В первый момент Роз показалось ужасно несправедливым, что он обращается к ним. Ведь в их доме он нашел приют, она так гордилась мужем, да и собою. Но это ощущение было мимолетным, прошло сразу.

Она виновато осмотрела свою гостиную — дорогая мебель, посуда.

Потом она прочитала роман Гюго «Отверженные». Священник даже заповедь нарушил, неправду сказал, будто подарил свои подсвечники неизвестному бродяге Жану Вальжану, хотя тот их просто украл. А она знала Брауна, уважала его, полюбила, а ведь не пожертвовала ему свои бронзовые наследственные подсвечники. Не ему, на то Дело, которое и ей кажется благородным.

Там, в Канзасе, голодают, мерзнут, терпят лишения молодые люди, там его сыновья, а здесь живут совсем по-другому. Считают себя аболиционистами, но даже деньги собрать очень трудно. Считают себя христианами, но «за други своя» жизнь и не думают отдавать. Да и рубашки свои им — нам — ближе к телу.

Прослушав, Мэри Стирнс решила: продам коляску и лошадей, деньги — на борьбу против рабовладения. Какая же это автобиография — листовка, проповедь.

С того вечера прошло всего два с половиной года, а кажется, бесконечно много. Не зря старый Браун прощался с Плимут-Роками. Оказалось, что он заботился не об одном обмундировании, он отдал Делу все — кровь сыновей, свою жизнь, свою смерть.
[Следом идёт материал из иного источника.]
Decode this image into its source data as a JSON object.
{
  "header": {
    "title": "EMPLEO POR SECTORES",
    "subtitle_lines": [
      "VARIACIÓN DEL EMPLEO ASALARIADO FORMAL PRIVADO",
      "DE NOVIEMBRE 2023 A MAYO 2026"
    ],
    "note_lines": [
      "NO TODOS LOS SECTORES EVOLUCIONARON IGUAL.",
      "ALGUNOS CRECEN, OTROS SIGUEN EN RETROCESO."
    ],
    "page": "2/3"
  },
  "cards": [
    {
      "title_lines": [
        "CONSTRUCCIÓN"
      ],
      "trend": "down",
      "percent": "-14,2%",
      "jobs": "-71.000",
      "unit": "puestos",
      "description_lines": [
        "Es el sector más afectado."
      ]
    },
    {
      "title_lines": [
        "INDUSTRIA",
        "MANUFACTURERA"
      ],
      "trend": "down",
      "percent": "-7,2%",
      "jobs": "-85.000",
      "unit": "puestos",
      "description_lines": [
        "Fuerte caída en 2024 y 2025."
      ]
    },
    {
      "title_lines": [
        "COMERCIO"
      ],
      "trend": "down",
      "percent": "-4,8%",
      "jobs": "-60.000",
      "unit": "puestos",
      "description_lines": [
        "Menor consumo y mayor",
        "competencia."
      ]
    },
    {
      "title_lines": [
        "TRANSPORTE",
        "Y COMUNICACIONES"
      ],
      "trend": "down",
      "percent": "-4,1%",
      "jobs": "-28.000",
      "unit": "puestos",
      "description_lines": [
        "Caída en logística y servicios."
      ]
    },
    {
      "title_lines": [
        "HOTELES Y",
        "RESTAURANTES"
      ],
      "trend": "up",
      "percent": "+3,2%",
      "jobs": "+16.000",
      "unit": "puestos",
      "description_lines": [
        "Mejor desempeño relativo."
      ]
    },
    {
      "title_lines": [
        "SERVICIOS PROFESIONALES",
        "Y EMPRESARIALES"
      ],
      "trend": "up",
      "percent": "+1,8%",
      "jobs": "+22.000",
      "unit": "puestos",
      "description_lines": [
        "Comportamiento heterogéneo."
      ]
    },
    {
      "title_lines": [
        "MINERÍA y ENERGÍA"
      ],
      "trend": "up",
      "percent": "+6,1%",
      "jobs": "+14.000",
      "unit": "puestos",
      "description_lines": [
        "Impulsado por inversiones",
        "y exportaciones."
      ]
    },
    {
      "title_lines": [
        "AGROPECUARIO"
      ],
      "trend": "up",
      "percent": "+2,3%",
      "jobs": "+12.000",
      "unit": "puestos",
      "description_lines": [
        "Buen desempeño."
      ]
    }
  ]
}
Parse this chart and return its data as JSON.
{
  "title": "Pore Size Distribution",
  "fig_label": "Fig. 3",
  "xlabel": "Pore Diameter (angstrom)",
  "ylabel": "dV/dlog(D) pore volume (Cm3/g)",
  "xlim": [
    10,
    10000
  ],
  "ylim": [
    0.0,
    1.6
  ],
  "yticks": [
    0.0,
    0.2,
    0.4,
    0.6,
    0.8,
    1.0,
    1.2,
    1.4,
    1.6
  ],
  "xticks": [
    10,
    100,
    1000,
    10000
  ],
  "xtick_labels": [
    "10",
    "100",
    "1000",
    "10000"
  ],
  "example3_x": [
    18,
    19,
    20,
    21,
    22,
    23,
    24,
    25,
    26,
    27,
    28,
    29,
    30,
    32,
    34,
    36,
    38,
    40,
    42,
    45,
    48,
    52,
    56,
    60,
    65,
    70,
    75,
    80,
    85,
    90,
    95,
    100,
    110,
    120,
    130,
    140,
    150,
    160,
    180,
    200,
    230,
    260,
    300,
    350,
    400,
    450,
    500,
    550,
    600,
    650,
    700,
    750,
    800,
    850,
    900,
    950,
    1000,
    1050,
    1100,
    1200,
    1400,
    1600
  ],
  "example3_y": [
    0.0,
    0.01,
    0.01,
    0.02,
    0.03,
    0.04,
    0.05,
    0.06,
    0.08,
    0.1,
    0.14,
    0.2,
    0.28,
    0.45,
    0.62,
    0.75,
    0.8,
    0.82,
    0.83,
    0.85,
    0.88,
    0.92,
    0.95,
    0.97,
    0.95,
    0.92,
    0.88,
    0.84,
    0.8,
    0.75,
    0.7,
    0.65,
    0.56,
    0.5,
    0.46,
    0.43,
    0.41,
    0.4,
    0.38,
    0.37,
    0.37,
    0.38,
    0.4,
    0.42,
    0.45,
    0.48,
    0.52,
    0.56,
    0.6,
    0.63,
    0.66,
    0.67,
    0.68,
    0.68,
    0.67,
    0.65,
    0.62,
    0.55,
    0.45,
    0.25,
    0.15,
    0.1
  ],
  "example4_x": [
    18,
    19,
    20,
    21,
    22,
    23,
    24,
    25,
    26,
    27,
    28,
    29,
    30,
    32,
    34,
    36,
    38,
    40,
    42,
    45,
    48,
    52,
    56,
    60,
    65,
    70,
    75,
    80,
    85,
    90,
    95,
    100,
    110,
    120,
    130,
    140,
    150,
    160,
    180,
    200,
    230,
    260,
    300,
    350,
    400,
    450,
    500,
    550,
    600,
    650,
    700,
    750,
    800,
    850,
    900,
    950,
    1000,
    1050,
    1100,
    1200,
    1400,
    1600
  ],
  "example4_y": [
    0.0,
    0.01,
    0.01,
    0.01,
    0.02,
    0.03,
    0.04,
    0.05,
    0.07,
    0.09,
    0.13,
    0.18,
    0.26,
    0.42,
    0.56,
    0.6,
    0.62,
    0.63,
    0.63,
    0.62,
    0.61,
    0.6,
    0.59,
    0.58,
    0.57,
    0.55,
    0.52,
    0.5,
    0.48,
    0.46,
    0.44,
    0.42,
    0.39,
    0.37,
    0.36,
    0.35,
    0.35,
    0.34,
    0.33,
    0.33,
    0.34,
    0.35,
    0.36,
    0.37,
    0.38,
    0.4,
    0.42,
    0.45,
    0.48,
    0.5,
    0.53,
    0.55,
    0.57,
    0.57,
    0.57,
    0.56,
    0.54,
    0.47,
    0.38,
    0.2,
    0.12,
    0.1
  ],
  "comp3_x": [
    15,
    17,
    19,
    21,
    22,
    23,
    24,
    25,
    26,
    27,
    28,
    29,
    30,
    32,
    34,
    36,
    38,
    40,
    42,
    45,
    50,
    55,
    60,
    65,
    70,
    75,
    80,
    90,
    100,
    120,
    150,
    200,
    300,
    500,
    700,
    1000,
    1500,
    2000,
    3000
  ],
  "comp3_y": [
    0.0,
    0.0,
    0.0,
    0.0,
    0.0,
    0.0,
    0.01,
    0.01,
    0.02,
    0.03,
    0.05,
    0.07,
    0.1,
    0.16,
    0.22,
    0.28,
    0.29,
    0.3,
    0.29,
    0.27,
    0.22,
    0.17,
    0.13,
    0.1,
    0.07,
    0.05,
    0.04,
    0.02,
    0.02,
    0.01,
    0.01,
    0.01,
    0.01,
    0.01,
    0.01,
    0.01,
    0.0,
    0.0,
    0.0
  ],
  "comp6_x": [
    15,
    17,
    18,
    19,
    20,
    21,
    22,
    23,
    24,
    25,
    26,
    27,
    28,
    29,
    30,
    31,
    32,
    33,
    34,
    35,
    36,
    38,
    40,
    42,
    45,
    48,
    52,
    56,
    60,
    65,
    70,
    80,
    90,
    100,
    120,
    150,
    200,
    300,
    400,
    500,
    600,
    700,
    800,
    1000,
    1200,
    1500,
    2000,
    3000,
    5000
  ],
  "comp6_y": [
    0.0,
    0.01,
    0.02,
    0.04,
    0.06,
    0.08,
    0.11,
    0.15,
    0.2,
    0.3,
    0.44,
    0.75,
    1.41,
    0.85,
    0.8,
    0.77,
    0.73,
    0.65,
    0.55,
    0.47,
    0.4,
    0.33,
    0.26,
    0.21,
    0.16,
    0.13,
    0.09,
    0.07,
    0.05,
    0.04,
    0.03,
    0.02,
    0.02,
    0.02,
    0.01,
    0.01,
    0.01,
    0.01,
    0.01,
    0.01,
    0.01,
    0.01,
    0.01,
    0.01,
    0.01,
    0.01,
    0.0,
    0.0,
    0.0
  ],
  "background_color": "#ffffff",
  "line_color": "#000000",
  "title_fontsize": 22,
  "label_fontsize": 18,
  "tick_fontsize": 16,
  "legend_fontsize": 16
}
Здание суда. Все знакомо, привычно, сколько раз сам Рассел сидел на месте судьи Паркера, в такой же мантии, с таким же молоточком в руках. Зал переполнен, плывет табачный дым. Многие стоят. Он едва нашел себе место.

Непривычны только носилки. Сейчас они пустые, на них лежит шляпа, а высокий изможденный человек — как он похудел с тех пор — говорит стоя:

— …если бы я выступил на стороне богатых, власть имущих, образованных… если бы я ради них претерпел страдания и им принес бы жертвы, то каждый здесь, в зале суда, считал бы, что меня следует за это наградить, а не наказывать…

Мерные глухие фразы падают так, словно это не импровизация, словно эти фразы уже столетие учили в школах, дети знают наизусть, фразы неопровержимые, как таблица умножения, как катехизис.

И он еще просил найти «умелого и преданного» защитника! Да разве лучшему адвокату в Соединенных Штатах посильны эти мысли, эти доказательства, эти слова? Какой адвокат за него мог бы сказать: «Если же сочтено необходимым, чтобы я лишился жизни во имя дела справедливости, чтобы моя кровь смешалась с кровью моих сыновей и с кровью миллионов рабов, чьи права попираются злыми, жестокими, несправедливыми законами, — если это сочтено, я повинуюсь, да будет так!»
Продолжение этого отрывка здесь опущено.